The combination of a seasonal slowdown in refinery demand, coupled with new pipelines supplying oil to this major hub have helped reduce the premium between spot and deferred crude – so much that the spread between the December and January futures contracts have contracted from a backwardation of 80 cents/barrel at the beginning of the month to just 27cents currently.
This drop in the time spread or backwardation has reduced the relative appeal of WTI crude over Brent crude, which has been in contango for months now. As a result, we could see Brent crude oils premium rise further over the coming weeks from the current level of $4.7/barrel.
Gold, and to a lesser extend silver, ran into profit taking following a couple of weeks of buying. The bounce in stock markets, coupled with a somewhat stronger dollar, attracted some renewed selling, not least after the failure to breach resistance at $1,255/oz.
With the market sentiment turning from bearish to neutral during the past few weeks, tactical traders, such as hedge funds, have reduced their bearish bets in the market – but investments in exchange-traded products backed by physical gold continue to see reductions. These reductions in ETP holdings are pointing towards a degree of hesitancy in reaching bullishness at this stage. The overriding sense in the market is still that the dollar will resume its ascent and thereby create some headwind for precious metals.
Wheat prices in Paris and Chicago both reached a six-week high as they received support from forecasts that Russia may see a lower crop next season owing to dry weather. Australia’s harvest may also fail to live up to expectations after frost and hail damaged crops.
Soybeans traded back up to $10 dollars per bushel on a combination of strong export demand from China and a continued delay of what is believed to be a record US harvest owing to wet conditions.  

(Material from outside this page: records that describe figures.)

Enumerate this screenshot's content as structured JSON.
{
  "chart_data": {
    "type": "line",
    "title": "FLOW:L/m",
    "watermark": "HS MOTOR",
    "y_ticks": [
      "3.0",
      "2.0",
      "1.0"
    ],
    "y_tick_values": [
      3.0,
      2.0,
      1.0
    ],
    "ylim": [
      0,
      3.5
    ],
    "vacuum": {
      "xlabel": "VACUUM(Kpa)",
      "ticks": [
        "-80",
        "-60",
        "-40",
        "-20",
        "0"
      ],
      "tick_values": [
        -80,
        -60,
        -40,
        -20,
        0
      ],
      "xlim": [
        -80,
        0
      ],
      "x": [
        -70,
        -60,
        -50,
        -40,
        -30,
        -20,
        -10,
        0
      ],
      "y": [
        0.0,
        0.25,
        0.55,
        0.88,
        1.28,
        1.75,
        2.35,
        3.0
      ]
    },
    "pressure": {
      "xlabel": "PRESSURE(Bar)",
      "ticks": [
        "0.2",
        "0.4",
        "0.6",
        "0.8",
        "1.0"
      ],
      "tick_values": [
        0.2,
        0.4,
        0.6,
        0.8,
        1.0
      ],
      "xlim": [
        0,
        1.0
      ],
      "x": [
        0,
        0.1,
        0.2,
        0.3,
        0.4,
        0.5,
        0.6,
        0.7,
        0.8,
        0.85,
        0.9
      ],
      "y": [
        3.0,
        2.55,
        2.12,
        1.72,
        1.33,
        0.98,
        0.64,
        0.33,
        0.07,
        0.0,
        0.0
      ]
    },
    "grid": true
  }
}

Copper was the best performer of the industrial metals as better-than-expected Chinese data triggered short covering. This took the price back to relative safety above $3 per pound. Nickel, meanwhile, lost more than 4%, and the price has now almost retraced all of its strong gains from earlier this year. In fact, the current weekly losing streak has been the longest in 13 years as rising stockpiles, especially in Asia, saps support.   
The price of both Robusta, and especially Arabica coffee came under some heavy selling pressure as rain has finally reached key growing areas in Brazil and alleviated some of the heightened fears about a shortfall in supplies next year. Arabica coffee remains by the best performing commodity in 2014 with a current gain of 74pc.